Bir Müslümanın sıcak bir yaz gününde abdest alırken, su ile serinlenme hazzını içinden söküp atması her zaman beklenemez. Bir meslek erbabının hem kazanıp hem de infakta bulunmasından kazanma ve teşekkür bekleme hazzının tamamen sökülüp atılmasını beklemek de oldukça zordur. Elbette bu seviyede olması arzu edilendir.

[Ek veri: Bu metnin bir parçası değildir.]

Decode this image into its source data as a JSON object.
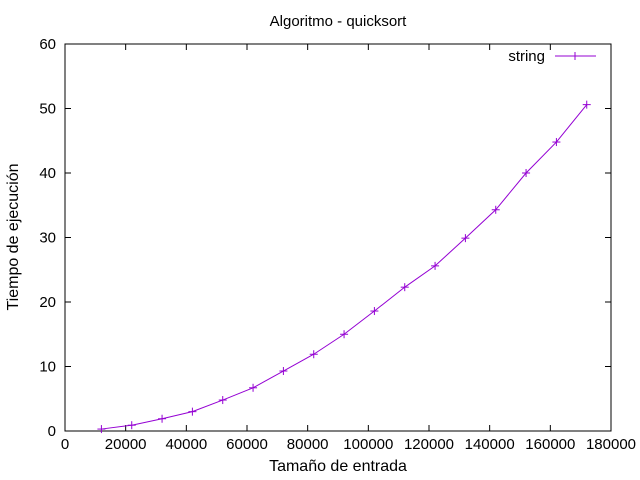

Aynı şekilde henüz yaşarken, dünyada da yaptığımız işlerin sonuçlarını görme arzusunu silip atamayız. Yetiştirdiği çocuğun ecrini Allah’tan beklemenin yanında dünya hayatında da bir şeyler beklemek aşırılık değildir. Allah için yapılmış bir işten beşerî bir haz duymak yasak değildir. Tehlikeli olan oranların bozulmasıdır. Allah için olan bir işte bir miktar beşerî haz hissedilmesiyle, bir miktar Allah rızası kalıp gerisinin beşerî hazza dönüşmesi arasında büyük bir fark vardır.
İşin özeti şudur:
Bütün inişlere çıkışlara rağmen, niyetlerimizi riyaya ve zevklere yedirmemeye gayret edeceğiz. Bu bir mücadele türüdür. Ve bu mücadele bizden istenmektedir. Yüzde yüz ihlasa ulaşamadık diye eldekini yok sayamayız.